The Annual Death Rate in Immigration Detention Rose in 2017 and Fell in 2018

Since the Trump Administration announced a punitive immigration detention policy in 2018 that separated families, reports have surfaced of immigrants who have died while in detention or shortly after being released to medical facilities for treatment. It’s understandable why news consumers and suppliers are interested in deaths in detention facilities given the Trump Administration’s actions on this issue, but the distinct impression from reading all of these stories is that being detained is more dangerous than ever.

To check whether this was true or if this impression was just an artifact of cognitive bias, I decided to estimate the annual death rate in immigration detention in the United States. There are two primary pieces of data required to calculate this rate: The number of people in detention each year and the number of deaths. Immigration and Customs Enforcement (ICE) runs all of the detention facilities and they provide the number of deaths and admissionsThe American Immigration Law Association provides some more recent numbers of deaths in detention, but I only include those that ICE also counts. The admissions into ICE detention facilities variable is the proper one to use as it is closer to the number of unique individuals who were present in a detention facility in each year. The numbers for both variables run through the end of Fiscal Year (FY) 2018.
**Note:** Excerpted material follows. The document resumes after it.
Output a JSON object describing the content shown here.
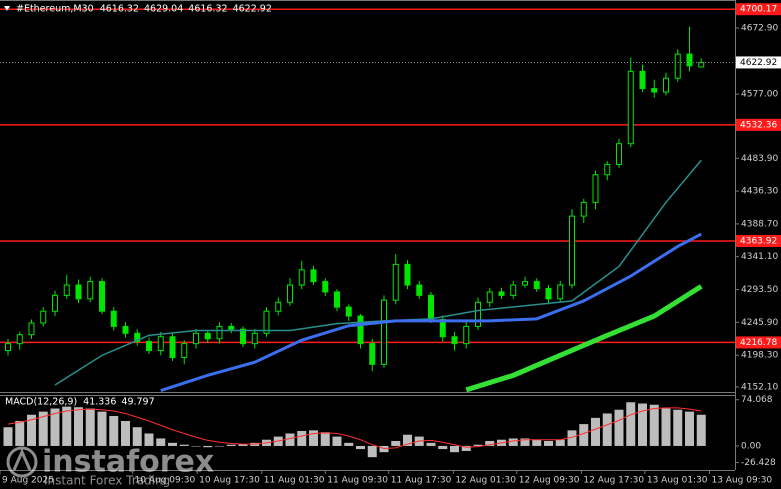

The FY2018 death rate in ICE immigration detention was 2.3 per 100,000 detainees, a 39 percent drop relative to the rate for FY2017. That’s good news, but the improvement in FY2018 follows on a deterioration in FY2017 from FY2016. In FY2017, the death rate per 100,000 detainees increased by 31 percent relative to FY2016. In other words, the chance of dying in detention rose in FY2017 – but the death rate began to rise in FY2015 from a low point of 1.4 per 100,000 in FY2014 in an uninterrupted trend. The largest percentage increases during this time was a 60 percent jump from FY2014 to FY2015. The Trump Administration inherited an ICE detention system where the death rate was rising, presided over a year when the death rate continued to rise, and then saw it fall by 32 percent in FY2018

Figure 1 shows the total number of ICE detentions and the total number of deaths in custody. The absolute number and rates of death in ICE detention were highest during the George W. Bush administration at 6.4 per 100,000 per year. Those death rates fell rapidly from 2004, the first full year when ICE was in operation, from 11.9 per 100,000 detainees to 2.9 per 100,000 detainees in 2008. The death rate rose 26 percent during the first year of the Obama Administration in 2009, then started falling again the next year with an average annual death rate of 2.3 per 100,000 detainees during his entire presidency. We only have data for two years of the Trump administration where the annual death rate is 2.9 percent – almost identical to that of the first two years of the Obama Administration.
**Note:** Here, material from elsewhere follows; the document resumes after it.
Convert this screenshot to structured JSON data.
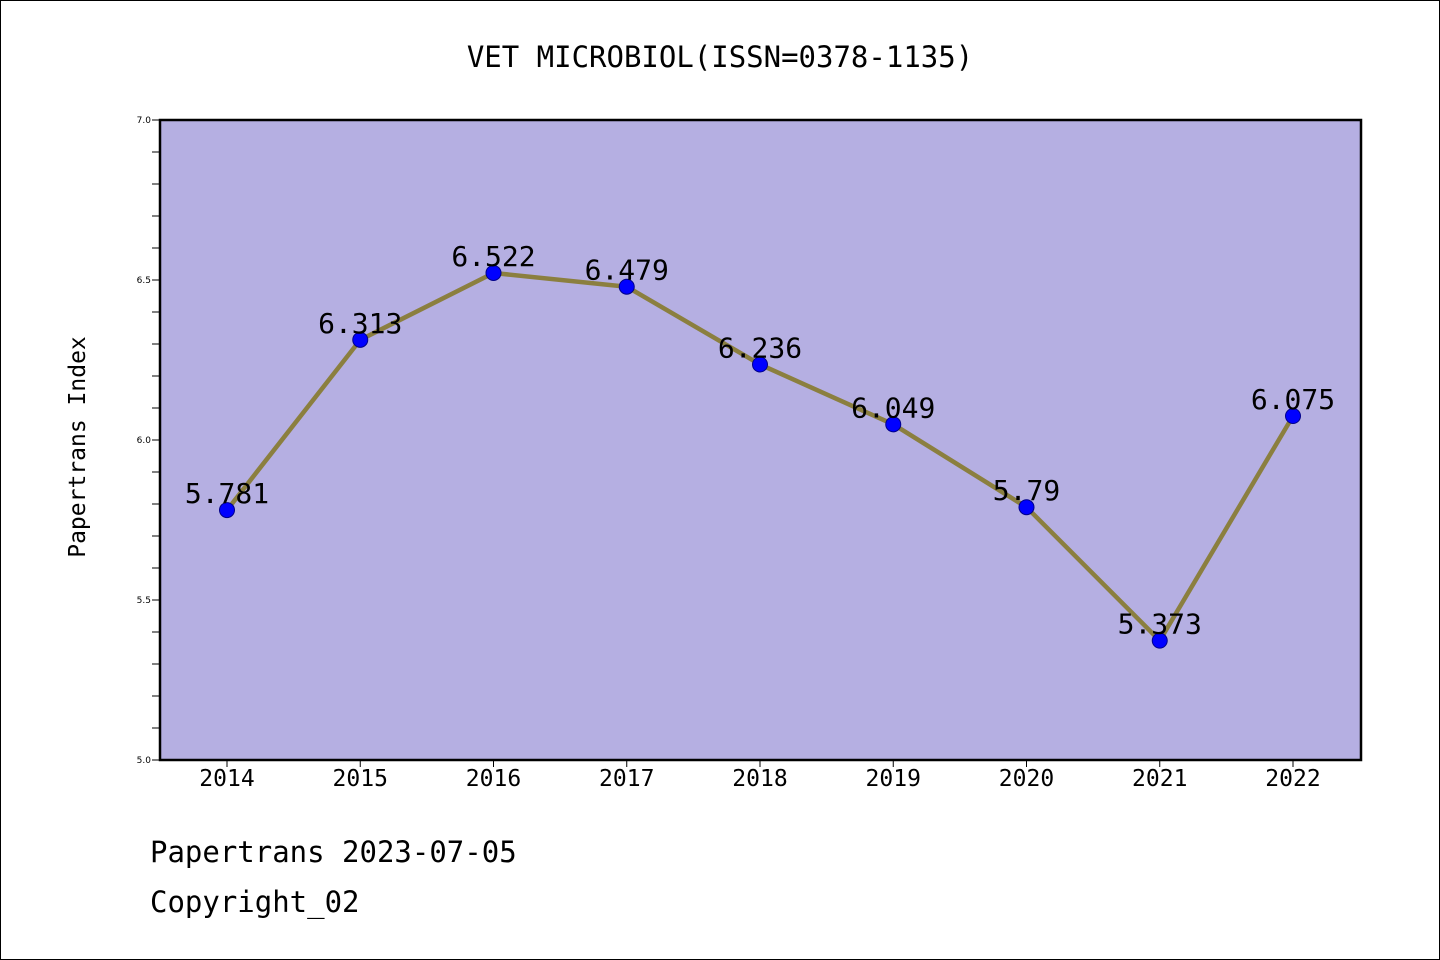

This excellent study of death rates in ICE detention gives three reasons for why death rates fell so much during the Bush years and remained low thereafter. The first is that the length of time that immigrants spent in detention fell, which means there was less opportunity for each individual to die even though more were in detention. The second was that ICE increasingly relied on Secure Communities and local law enforcement to first arrest illegal immigrants and then transfer them to ICE. Local law enforcement agencies typically provided any healthcare that the immigrants needed before being transferred to ICE or, tragically, many of them died in local law enforcement custody. The third is that ICE medical policies and practices improved during this time.

Although it may seem like there is a major spike in deaths in immigration detention, and the FY2019 could show that (although that is extremely unlikely), that is simply not true. Although there was an increase in death rates in FY2017, they were down considerably in FY2018 and show all indication of falling further in FY2019.